To get started on proper usage of the bot framework, refer to Manual:Pywikibot.

The contents of the package#

Bots and scripts#

Bots and Scripts

add_text.py

Adds text at the top or end of pages.

archivebot.py

Archives discussion threads.

basic.py

Is a template from which simple bots can be made.

blockpagechecker.py

Deletes any protection templates that are on pages which aren’t actually protected.

category.py

Add a category link to all pages mentioned on a page, change or remove category tags.

category_graph.py

Visualizes category hierarchy

category_redirect.py

Maintain category redirects and replace links to redirected categories.

change_pagelang.py

Changes the content language of pages.

checkimages.py

Check recently uploaded files. Checks if a file description is present and if there are other problems in the image’s description.

claimit.py

Adds claims to Wikidata items based on categories.

clean_sandbox.py

This bot resets a sandbox with predefined text.

commonscat.py

Adds {{commonscat}} to Wikipedia categories (or articles), if other language Wikipedia already has such a template.

commons_information.py

Insert a language template into the description field.

coordinate_import.py

Coordinate importing script.

cosmetic_changes.py

Can do slight modifications to a wiki page source code such that the code looks cleaner.

data_ingestion.py

A generic bot to do batch uploading to Commons.

delete.py

This script can be used to delete pages en masse.

delinker.py

Unlink file references of deleted images.

djvutext.py

Extracts OCR text from djvu files and uploads onto pages in the “Page” namespace on Wikisource.

download_dump.py

Downloads dumps from dumps.wikimedia.org

fixing_redirects.py

Correct all redirect links of processed pages.

harvest_template.py

Template harvesting script.

illustrate_wikidata.py

Bot to add images to Wikidata items.

image.py

Script to replace transclusions of files.

imagetransfer.py

Given a wiki page, check the interwiki links for images, and let the user choose among them for images to upload.

interwiki.py

A robot to check interwiki links on all pages (or a range of pages) of a wiki.

interwikidata.py

Script to handle interwiki links based on Wikibase.

listpages.py

Print a list of pages, defined by a page generator.

misspelling.py

Similar to solve_disambiguation.py.
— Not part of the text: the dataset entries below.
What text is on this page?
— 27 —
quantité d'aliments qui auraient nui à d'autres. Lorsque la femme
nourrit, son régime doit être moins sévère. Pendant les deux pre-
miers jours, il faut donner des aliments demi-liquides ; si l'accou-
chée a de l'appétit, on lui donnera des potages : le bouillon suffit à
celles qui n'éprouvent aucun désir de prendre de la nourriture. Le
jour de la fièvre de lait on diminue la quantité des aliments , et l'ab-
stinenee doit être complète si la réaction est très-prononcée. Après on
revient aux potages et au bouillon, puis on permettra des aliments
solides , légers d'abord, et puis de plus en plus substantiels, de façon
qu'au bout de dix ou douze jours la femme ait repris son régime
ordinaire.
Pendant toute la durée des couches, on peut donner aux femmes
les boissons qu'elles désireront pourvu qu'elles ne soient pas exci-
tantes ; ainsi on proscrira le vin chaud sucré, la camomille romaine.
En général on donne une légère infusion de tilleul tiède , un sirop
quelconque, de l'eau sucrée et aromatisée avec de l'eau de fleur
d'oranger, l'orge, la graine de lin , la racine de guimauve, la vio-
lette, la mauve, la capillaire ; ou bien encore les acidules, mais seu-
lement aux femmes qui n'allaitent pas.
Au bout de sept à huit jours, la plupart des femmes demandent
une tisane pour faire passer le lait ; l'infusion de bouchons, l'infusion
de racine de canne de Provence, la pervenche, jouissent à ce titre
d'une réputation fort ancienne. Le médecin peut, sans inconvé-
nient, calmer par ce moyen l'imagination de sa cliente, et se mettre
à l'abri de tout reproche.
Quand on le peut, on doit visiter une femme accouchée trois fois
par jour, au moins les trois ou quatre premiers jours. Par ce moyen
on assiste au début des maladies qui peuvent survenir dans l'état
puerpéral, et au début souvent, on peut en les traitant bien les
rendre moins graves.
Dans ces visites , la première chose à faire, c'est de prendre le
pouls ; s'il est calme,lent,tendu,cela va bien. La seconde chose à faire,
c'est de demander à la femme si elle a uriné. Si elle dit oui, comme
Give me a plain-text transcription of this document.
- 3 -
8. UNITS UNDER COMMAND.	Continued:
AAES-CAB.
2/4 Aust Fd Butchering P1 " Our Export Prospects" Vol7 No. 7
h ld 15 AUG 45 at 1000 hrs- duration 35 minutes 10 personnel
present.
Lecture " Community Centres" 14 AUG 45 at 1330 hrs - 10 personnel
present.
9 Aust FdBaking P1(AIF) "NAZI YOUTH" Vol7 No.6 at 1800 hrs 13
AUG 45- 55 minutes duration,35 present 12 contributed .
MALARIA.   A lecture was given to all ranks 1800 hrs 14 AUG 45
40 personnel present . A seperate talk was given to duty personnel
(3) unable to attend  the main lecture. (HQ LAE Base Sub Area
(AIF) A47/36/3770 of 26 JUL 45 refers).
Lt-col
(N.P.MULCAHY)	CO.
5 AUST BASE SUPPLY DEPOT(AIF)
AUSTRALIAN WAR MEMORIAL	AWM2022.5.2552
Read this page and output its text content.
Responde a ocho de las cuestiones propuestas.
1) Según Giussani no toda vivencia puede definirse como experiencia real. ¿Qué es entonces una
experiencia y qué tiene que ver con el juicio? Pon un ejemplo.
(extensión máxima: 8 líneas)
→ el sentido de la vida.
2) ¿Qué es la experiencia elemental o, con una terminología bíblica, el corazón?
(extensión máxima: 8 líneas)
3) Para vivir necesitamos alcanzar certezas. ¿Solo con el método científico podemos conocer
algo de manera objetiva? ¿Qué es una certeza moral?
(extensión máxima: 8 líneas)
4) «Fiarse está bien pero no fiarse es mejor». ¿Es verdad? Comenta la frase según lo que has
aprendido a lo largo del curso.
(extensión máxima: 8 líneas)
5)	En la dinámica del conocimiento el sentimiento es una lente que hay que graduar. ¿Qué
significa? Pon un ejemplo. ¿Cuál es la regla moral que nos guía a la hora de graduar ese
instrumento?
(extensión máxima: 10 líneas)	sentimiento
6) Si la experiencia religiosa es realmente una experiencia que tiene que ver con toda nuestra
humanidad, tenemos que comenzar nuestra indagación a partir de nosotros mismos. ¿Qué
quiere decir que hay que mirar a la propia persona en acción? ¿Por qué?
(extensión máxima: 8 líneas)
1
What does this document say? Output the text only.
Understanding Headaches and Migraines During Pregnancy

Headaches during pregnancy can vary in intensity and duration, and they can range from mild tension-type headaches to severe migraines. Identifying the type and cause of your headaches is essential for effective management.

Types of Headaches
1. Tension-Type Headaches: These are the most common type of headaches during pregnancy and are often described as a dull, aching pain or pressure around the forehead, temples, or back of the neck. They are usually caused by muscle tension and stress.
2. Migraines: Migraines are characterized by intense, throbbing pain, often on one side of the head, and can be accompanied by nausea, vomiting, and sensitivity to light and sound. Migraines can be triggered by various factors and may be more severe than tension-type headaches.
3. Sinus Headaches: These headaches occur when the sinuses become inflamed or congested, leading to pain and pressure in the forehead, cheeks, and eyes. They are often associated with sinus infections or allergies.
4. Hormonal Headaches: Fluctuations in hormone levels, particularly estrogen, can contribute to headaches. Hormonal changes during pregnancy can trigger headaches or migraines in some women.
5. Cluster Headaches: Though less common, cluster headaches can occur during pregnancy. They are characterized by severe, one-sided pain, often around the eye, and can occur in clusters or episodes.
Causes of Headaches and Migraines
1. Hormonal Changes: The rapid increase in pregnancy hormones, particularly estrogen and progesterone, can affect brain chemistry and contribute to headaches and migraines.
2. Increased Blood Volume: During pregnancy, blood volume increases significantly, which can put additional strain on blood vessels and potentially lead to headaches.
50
It is supposed to fix links that contain common spelling mistakes.

movepages.py

Bot that can move pages to another title.

newitem.py

Script creates new items on Wikidata based on criteria.

noreferences.py

Searches for pages where <references /> is missing although a <ref> tag is present, and in that case adds a new references section.

nowcommons.py

This bot can delete images with NowCommons template.

pagefromfile.py

This bot takes its input from a file that contains a number of pages to be put on the wiki.

parser_function_count.py

Find expensive templates that are subject to be converted to Lua.

patrol.py

Obtains a list pages and marks the edits as patrolled based on a whitelist.

protect.py

Protect and unprotect pages en masse.

redirect.py

Fix double redirects and broken redirects. Note: solve_disambiguation also has functions which treat redirects.

reflinks.py

Search for references which are only made of a link without title and fetch the html title from the link to use it as the title of the wiki link in the reference.

replace.py

Search articles for a text and replace it by another text. Both text are set in two configurable text files. The bot can either work on a set of given pages or crawl an SQL dump.

replicate_wiki.py

Replicates pages in wiki to a second wiki within family

revertbot.py

Script that can be used for reverting certain edits.

solve_disambiguation.py

Interactive robot doing disambiguation.

speedy_delete.py

Help sysops to quickly check and/or delete pages listed for speedy deletion.

template.py

Change one template (that is {{…}}) into another.

templatecount.py

Display the list of pages transcluding a given list of templates.

touch.py

Bot goes over all pages of the home wiki, and edits them without changes.

transferbot.py

Transfers pages from a source wiki to a target wiki.

transwikiimport.py

Transfers pages from a source wiki to a target wiki including edit history using API:Import.

unusedfiles.py

Bot appends some text to all unused images and other text to the respective uploaders.

unlink.py

This bot unlinks a page on every page that links to it.

upload.py

Upload an image to a wiki.

watchlists.py

Allows access to the account’s watchlist.

weblinkchecker.py

Check if external links are still working.

welcome.py

Script to welcome new users.

Maintenance#

maintenance

Framework helper scripts

addwikis.py

Script to add wikis to a family file.

cache.py

Script for showing and deleting API cache.

colors.py

Utility to show pywikibot colors.

make_i18n_dict.py

Generate an i18n file from a given script.

unidata.py

Updates _first_upper_exception_dict in tools.unidata

External packages could be required with Pywikibot:

The pwb.py wrapper scripts informs about the requirement and how to install.

Script descriptions#

Scripts changes#

Scripts Changelog#

10.0.0#

  • Require Python 3.8 or higher

  • Require Pywikibot 10.0.0

dataextend#
  • Script was removed from repository

9.6.1#

  • Require Pywikibot 9.6.1 (T358635)

  • i18n updates

9.6.0#

  • i18n updates

create_isbn_edition#
dataextend#
  • The script is deprecated and will be removed from script package with Pywikibot 10.

replace#
  • Strip newlines from pairsfile lines (T378647)

weblinkchecker#
  • Remove unused error parameter from History.log() method (T380693)

9.5.0#

  • i18n updates

interwiki#
  • Remove -repository option which was never implemented in core

9.4.1#

  • import scripts from pywikibot-scripts if site-package is installed (T377056)

  • i18n updates

9.4.0#

delinker#
  • Use difflib.get_close_matches() to find the closest image match

  • Add -category option to work from given category and look for the latest file deletion first (T372206)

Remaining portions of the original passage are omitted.